BAGIAN 1

803 44 4
                                    

Malam hari tiba...

Inilah malam pertama Vena mengisi ruang-ruang kecil untuk kehidupan pribadinya di bagian dalam toko, yang terdiri hanya dari satu kamar tidur, satu kamar mandi dan satu dapur berikut ruang makan.

Vena membaca surat cintanya sebelum tidur lalu sesegukan kembali. Ia membuat segelas susu hangat dan mereguknya sedikit. Lalu meninggalkannya di atas meja makan. Kemudian beranjak ke kamar mandi untuk buang air kecil. Saat ia kembali ke ruang makan dan mengangkat gelas susu hangatnya, isinya sudah tinggal separuh. Vena pun tak jadi mereguknya. Ia memicingkan matanya mengintip ke dalam gelas. Susunya benar-benar tinggal separuh!

Vena memutar matanya berkeliling. Celingukan ke kiri-kanan. Bulu kuduknya mulai merinding. Ada seseorang... telah meminum susu hangatnya.

"Gak mungkin sesuatu", gumam Vena, "pasti seseorang. Atau seekor? alaaah..." Ia mengibaskan tangannya. Lalu melangkah ke arah toko yang lampunya sudah dimatikan.

Di tengah-tengah kegelapan, ia mendengar suara cekikikan samar-samar. Bulu kuduknya seakan tersengat listrik tegangan tinggi. Tengkuknya sudah terasa menebal. Kakinya mulai gemetaran. Ia phobia dengan ruangan gelap yang tertutup. Ia telah mematikan lampu ruangan hanya demi menghemat listrik. Tetapi kali ini, mahal pun biarlah jadi urusan... ketimbang bergelap-gelapan di tengah malam. Vena pun bergegas mencari saklar lampu dan menyalakannya.

BLASH! Terang dan warna-warni bola lampu berkedip menyemarakkan ruangan kembali. Namun Vena harus menahan nafasnya ketika melihat tas tangan milik si manekin imut yang disusupi Karenina, sudah tergeletak di lantai. Sementara Mimi sudah mengenakan balutan gaun hitamnya kembali. Si cantik yang disusupi oleh Marbel, mendadak ada di tengah ruangan. Dan Ken sudah...

Vena membelalakkan matanya. Ken sudah terkapar di sudut ruangan. Romansa sudah berada di atasnya, terkesan ingin menghajarnya. Vena pun memejamkan matanya lalu membalikkan tubuhnya dengan cepat. Aku berhalusinasi, batinnya. Mending tidur aja, deh...

Vena sudah menapak kembali ke dalam kamarnya dan langsung menyibakkan selimut satu-satunya yang ia punya.
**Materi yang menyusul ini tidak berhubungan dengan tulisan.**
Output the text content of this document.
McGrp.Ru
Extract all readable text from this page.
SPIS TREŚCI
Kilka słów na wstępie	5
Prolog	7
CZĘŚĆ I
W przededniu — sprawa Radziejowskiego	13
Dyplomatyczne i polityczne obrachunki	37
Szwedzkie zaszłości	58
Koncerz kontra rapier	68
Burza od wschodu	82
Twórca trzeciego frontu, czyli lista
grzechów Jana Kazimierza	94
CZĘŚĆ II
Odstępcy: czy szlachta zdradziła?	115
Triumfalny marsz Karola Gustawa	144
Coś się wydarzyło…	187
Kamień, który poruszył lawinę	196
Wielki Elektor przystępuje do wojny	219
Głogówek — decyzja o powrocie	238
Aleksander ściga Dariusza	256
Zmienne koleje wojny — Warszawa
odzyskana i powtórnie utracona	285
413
Ia menarik ujung selimut untuk menutupinya sampai ke kepala. Dan tidur...

ZZZZ...

***

Vena membuka matanya saat kicauan burung didengarnya. Burung itu masuk ke dalam kamarnya, melewati lubang angin besar yang terbuka di dinding kamarnya, tepat di atas satu jendela mozaik.

"Kutiiillll", begitulah bunyi kicaunya. "Kutiiiilllll... lang..."

Vena bangkit separuh badan untuk duduk di atas kasur. Ia menggeliat, meluruskan semua otot-ototnya agar melentur kembali. Lalu menapak turun dari ranjangnya dan langsung saja bergegas mandi. Setelah selesai bersiap-siap, ia pun bergegas untuk membuka tokonya... di hari pertamanya.

Toko itu bagaikan rejeki di musim paceklik baginya.

Vena bersiul merdu dan membuka semua tirai di dalam ruangan. Lalu menyapu, mengepel dan menata beberapa perabotan di atas meja, yang terguling jatuh. Dan ia pun teringat akan kejadian semalam. Vena menahan nafasnya dan menoleh ke semua manekin di atas panggung display. Semua tertata di tempatnya masing-masing. Seakan yang semalam itu, sungguhan hanya halusinasi atau mimpi. Vena pun mendekat lebih lagi untuk memastikan. Dan mendapati kalau Mimi mengenakan gaun hitam! Bukan pink! Vena menahan nafasnya lagi. Tiga kali lagi ia menahan nafasnya, ia mulai berpikir kalau dirinya bisa-bisa mati kehabisan nafas. Ia pun menguatkan hatinya dan menyambar stelan pink yang sudah terlipat rapi kembali di dalam tumpukan pakaian yang akan dijual. Vena mulai membuka resleting gaun Mimi. Dan sesekali, ia merengkuh tengkuknya karena mata Mimi seakan berkilat-kilat menatapnya.